HowTo Locate the Physical Interface on a multi-host InfiniBand Environment

Version 2

    This post shows a simple way to locate the physical mlx5 device in a multi-host InfiniBand environment.

    This feature is available starting with MLNX_OFED 4.2

     

    References

     

    Overview

    Visualized mlx5 InfiniBand network device that is enabled with SR-IOV, do show which PCI device is virtualized and which is the physical, however, with some multi-host environments, you may not get that notation.

     

    For example: mlx5 InfiniBand port enabled with SR-IOV - you can see here which PCI is virtual.

    $ lspci | grep Mel

    05:00.0 Infiniband controller: Mellanox Technologies MT27700 Family [ConnectX-4]

    05:00.1 Ethernet controller: Mellanox Technologies MT27700 Family [ConnectX-4]

    05:00.2 Infiniband controller: Mellanox Technologies MT27700 Family [ConnectX-4 Virtual Function]

    05:00.3 Infiniband controller: Mellanox Technologies MT27700 Family [ConnectX-4 Virtual Function]

    05:00.4 Infiniband controller: Mellanox Technologies MT27700 Family [ConnectX-4 Virtual Function]

    05:00.5 Infiniband controller: Mellanox Technologies MT27700 Family [ConnectX-4 Virtual Function]

     

    In this other example we have multihost InfiniBand environment while 0003 are the physical devices and the 0033 are the VFs, but no notation.

    # lspci | grep Mel

    0003:01:00.0 Infiniband controller: Mellanox Technologies MT28800 Family [ConnectX-5 Ex]

    0003:01:00.1 Infiniband controller: Mellanox Technologies MT28800 Family [ConnectX-5 Ex]

    0033:01:00.0 Infiniband controller: Mellanox Technologies MT28800 Family [ConnectX-5 Ex]

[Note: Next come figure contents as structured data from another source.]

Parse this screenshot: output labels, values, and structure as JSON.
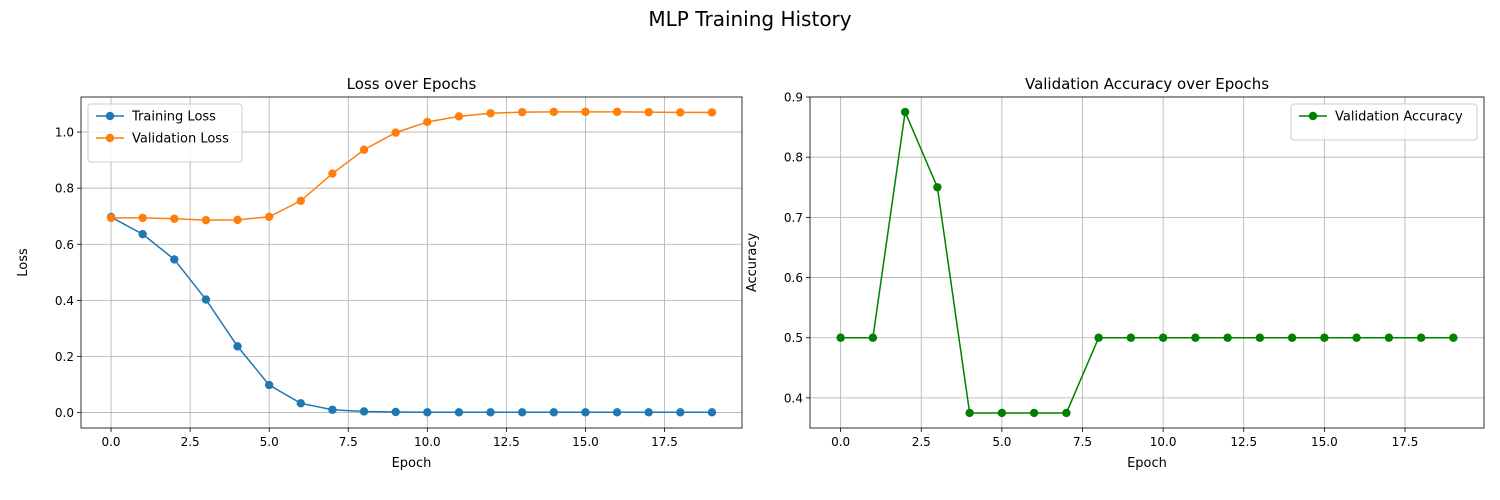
{
  "figure": {
    "title": "MLP Training History"
  },
  "chart_data": [
    {
      "type": "line",
      "title": "Loss over Epochs",
      "xlabel": "Epoch",
      "ylabel": "Loss",
      "xlim": [
        -0.95,
        19.95
      ],
      "ylim": [
        -0.055,
        1.125
      ],
      "xticks": [
        0.0,
        2.5,
        5.0,
        7.5,
        10.0,
        12.5,
        15.0,
        17.5
      ],
      "xtick_labels": [
        "0.0",
        "2.5",
        "5.0",
        "7.5",
        "10.0",
        "12.5",
        "15.0",
        "17.5"
      ],
      "yticks": [
        0.0,
        0.2,
        0.4,
        0.6,
        0.8,
        1.0
      ],
      "ytick_labels": [
        "0.0",
        "0.2",
        "0.4",
        "0.6",
        "0.8",
        "1.0"
      ],
      "grid": true,
      "legend": "upper-left",
      "x": [
        0,
        1,
        2,
        3,
        4,
        5,
        6,
        7,
        8,
        9,
        10,
        11,
        12,
        13,
        14,
        15,
        16,
        17,
        18,
        19
      ],
      "series": [
        {
          "name": "Training Loss",
          "color": "#1f77b4",
          "values": [
            0.697,
            0.636,
            0.546,
            0.403,
            0.236,
            0.098,
            0.033,
            0.01,
            0.004,
            0.002,
            0.001,
            0.001,
            0.001,
            0.001,
            0.001,
            0.001,
            0.001,
            0.001,
            0.001,
            0.001
          ]
        },
        {
          "name": "Validation Loss",
          "color": "#ff7f0e",
          "values": [
            0.694,
            0.694,
            0.691,
            0.686,
            0.687,
            0.698,
            0.755,
            0.852,
            0.937,
            0.998,
            1.036,
            1.056,
            1.067,
            1.071,
            1.072,
            1.072,
            1.072,
            1.071,
            1.07,
            1.07
          ]
        }
      ]
    },
    {
      "type": "line",
      "title": "Validation Accuracy over Epochs",
      "xlabel": "Epoch",
      "ylabel": "Accuracy",
      "xlim": [
        -0.95,
        19.95
      ],
      "ylim": [
        0.35,
        0.9
      ],
      "xticks": [
        0.0,
        2.5,
        5.0,
        7.5,
        10.0,
        12.5,
        15.0,
        17.5
      ],
      "xtick_labels": [
        "0.0",
        "2.5",
        "5.0",
        "7.5",
        "10.0",
        "12.5",
        "15.0",
        "17.5"
      ],
      "yticks": [
        0.4,
        0.5,
        0.6,
        0.7,
        0.8,
        0.9
      ],
      "ytick_labels": [
        "0.4",
        "0.5",
        "0.6",
        "0.7",
        "0.8",
        "0.9"
      ],
      "grid": true,
      "legend": "upper-right",
      "x": [
        0,
        1,
        2,
        3,
        4,
        5,
        6,
        7,
        8,
        9,
        10,
        11,
        12,
        13,
        14,
        15,
        16,
        17,
        18,
        19
      ],
      "series": [
        {
          "name": "Validation Accuracy",
          "color": "#008000",
          "values": [
            0.5,
            0.5,
            0.875,
            0.75,
            0.375,
            0.375,
            0.375,
            0.375,
            0.5,
            0.5,
            0.5,
            0.5,
            0.5,
            0.5,
            0.5,
            0.5,
            0.5,
            0.5,
            0.5,
            0.5
          ]
        }
      ]
    }
  ]
}
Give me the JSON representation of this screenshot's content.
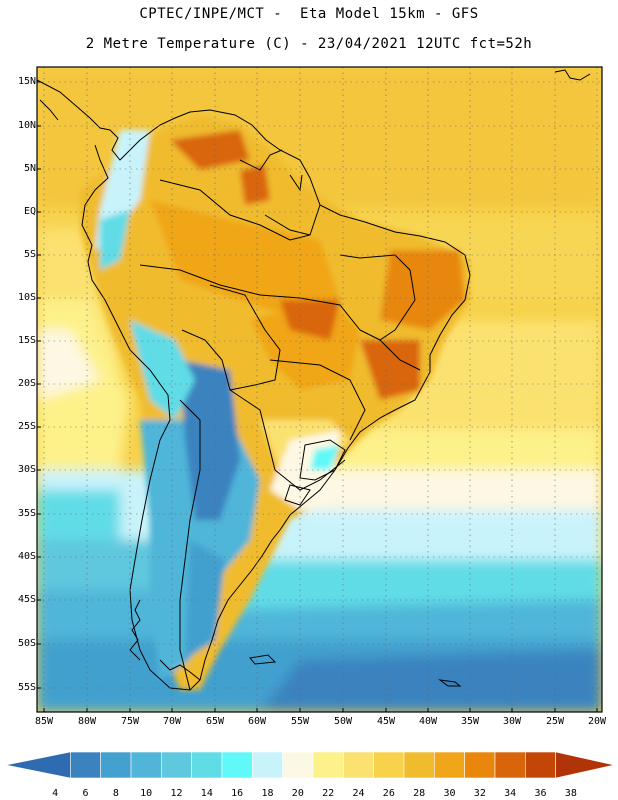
{
  "title": {
    "line1": "CPTEC/INPE/MCT -  Eta Model 15km - GFS",
    "line2": "2 Metre Temperature (C) - 23/04/2021 12UTC fct=52h"
  },
  "map": {
    "lat_labels": [
      "15N",
      "10N",
      "5N",
      "EQ",
      "5S",
      "10S",
      "15S",
      "20S",
      "25S",
      "30S",
      "35S",
      "40S",
      "45S",
      "50S",
      "55S"
    ],
    "lon_labels": [
      "85W",
      "80W",
      "75W",
      "70W",
      "65W",
      "60W",
      "55W",
      "50W",
      "45W",
      "40W",
      "35W",
      "30W",
      "25W",
      "20W"
    ]
  },
  "colorbar": {
    "labels": [
      "4",
      "6",
      "8",
      "10",
      "12",
      "14",
      "16",
      "18",
      "20",
      "22",
      "24",
      "26",
      "28",
      "30",
      "32",
      "34",
      "36",
      "38"
    ],
    "colors": [
      "#2e6bb0",
      "#3a83bf",
      "#43a0cf",
      "#50b5d9",
      "#5ec8de",
      "#60dce7",
      "#60f8f8",
      "#c9f3fb",
      "#fdf8e4",
      "#fdf18a",
      "#fbe170",
      "#f7d24a",
      "#f0bc2e",
      "#f0a618",
      "#e8870c",
      "#d9650a",
      "#c44607",
      "#b03407"
    ]
  }
}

    0033:01:00.1 Infiniband controller: Mellanox Technologies MT28800 Family [ConnectX-5 Ex]

     

    To find out with device is physical, and can run openSM, print the has_smi paramter in the following path.

    # cat /sys/class/infiniband/mlx5_0/ports/1/has_smi

    1

    # cat /sys/class/infiniband/mlx5_1/ports/1/has_smi

    1

    # cat /sys/class/infiniband/mlx5_2/ports/1/has_smi

    0

    # cat /sys/class/infiniband/mlx5_3/ports/1/has_smi

    0

     

    As you can see mlx5_0 and mlx5_1 devices are physical (has_smi=1). For our example, you could run openSM on ports.